5. The digital broadcast system according to claim 4, wherein each of the signal analyzers comprises: a spread code generator that generates a spread code of the corresponding terminal under control of the spread code controller; a multiplier that multiplies a received signal by the spread code generated by the spread code generator; and a band pass filter that performs band-pass filtering on an output of the multiplier.

6. The digital broadcast system according to claim 5, wherein the spread code generator comprises: first to third flip-flops connected in series, an initial value being set to the first to third flip-flops under control of the spread code controller; and an adder that adds up outputs of the first to third flip-flops and feeds the resulting signal to the first flip-flop.

7. The digital broadcast system according to claim 6, wherein the spread code controller sets a different initial value to the flip-flops of each of the signal analyzers.

8. A method for controlling a digital broadcast system, the method comprising: receiving an entered event-generation key signal; generating a code division signal by multiplying the entered key signal by a spread code; and transmitting the generated code division signal.
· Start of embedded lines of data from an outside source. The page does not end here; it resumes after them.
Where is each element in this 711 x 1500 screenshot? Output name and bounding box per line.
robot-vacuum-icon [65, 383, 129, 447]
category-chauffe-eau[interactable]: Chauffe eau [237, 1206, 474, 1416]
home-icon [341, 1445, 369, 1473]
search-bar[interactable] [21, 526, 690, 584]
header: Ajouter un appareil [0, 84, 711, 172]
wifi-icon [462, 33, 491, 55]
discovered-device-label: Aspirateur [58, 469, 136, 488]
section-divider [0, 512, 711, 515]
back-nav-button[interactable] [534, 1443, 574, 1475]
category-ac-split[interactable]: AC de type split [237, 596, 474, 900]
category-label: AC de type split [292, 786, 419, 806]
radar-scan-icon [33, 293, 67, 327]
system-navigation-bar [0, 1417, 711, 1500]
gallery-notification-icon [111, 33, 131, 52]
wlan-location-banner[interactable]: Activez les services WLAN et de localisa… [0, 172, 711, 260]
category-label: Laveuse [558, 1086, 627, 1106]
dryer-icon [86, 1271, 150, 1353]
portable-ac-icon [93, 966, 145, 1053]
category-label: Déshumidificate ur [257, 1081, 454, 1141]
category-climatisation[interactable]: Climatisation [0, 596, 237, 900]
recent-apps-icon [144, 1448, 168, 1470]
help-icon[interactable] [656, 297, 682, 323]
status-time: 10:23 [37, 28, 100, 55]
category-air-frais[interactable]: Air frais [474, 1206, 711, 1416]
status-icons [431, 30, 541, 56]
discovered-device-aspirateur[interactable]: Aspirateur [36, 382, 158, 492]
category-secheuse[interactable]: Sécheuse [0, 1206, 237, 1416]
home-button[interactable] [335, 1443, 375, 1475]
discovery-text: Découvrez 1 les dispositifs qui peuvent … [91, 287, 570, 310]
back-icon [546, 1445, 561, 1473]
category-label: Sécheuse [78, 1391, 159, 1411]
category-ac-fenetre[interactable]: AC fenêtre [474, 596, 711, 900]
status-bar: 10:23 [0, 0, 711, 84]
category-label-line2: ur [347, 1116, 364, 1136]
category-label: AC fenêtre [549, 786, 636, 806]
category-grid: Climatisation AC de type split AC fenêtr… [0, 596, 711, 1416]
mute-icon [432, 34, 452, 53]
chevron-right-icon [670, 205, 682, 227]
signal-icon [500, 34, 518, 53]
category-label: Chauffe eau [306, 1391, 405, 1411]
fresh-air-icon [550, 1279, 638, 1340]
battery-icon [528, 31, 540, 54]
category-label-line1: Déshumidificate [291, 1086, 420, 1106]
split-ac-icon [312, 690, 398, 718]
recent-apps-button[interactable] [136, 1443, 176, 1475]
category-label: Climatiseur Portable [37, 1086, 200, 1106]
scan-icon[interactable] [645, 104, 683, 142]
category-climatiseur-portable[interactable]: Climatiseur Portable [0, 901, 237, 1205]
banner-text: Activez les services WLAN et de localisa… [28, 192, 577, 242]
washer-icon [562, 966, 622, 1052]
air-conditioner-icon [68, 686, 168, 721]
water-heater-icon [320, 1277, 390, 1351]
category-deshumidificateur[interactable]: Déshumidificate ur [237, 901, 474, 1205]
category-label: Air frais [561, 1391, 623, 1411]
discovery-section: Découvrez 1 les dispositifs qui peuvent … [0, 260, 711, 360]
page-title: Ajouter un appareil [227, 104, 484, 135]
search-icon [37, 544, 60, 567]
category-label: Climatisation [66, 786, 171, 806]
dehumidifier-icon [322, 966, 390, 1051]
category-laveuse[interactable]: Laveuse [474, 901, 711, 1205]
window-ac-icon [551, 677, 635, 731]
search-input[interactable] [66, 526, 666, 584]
9. The method according to claim 8, wherein the spread code has autocorrelation and cross-correlation properties.

10. A method for controlling a digital broadcast system, the method comprising: receiving at least two code division signals and multiplying the received code division signals respectively by corresponding spread codes; demodulating the received signals by performing band-pass filtering on the multiplied signals; and simultaneously performing corresponding applications based on the demodulated signals.

11. The method according to claim 10, wherein the received code division signals are demodulated with respective delay times of the corresponding spread codes.

12. The method according to claim 11, wherein the corresponding spread codes are generated through feedback shift of preset initial values.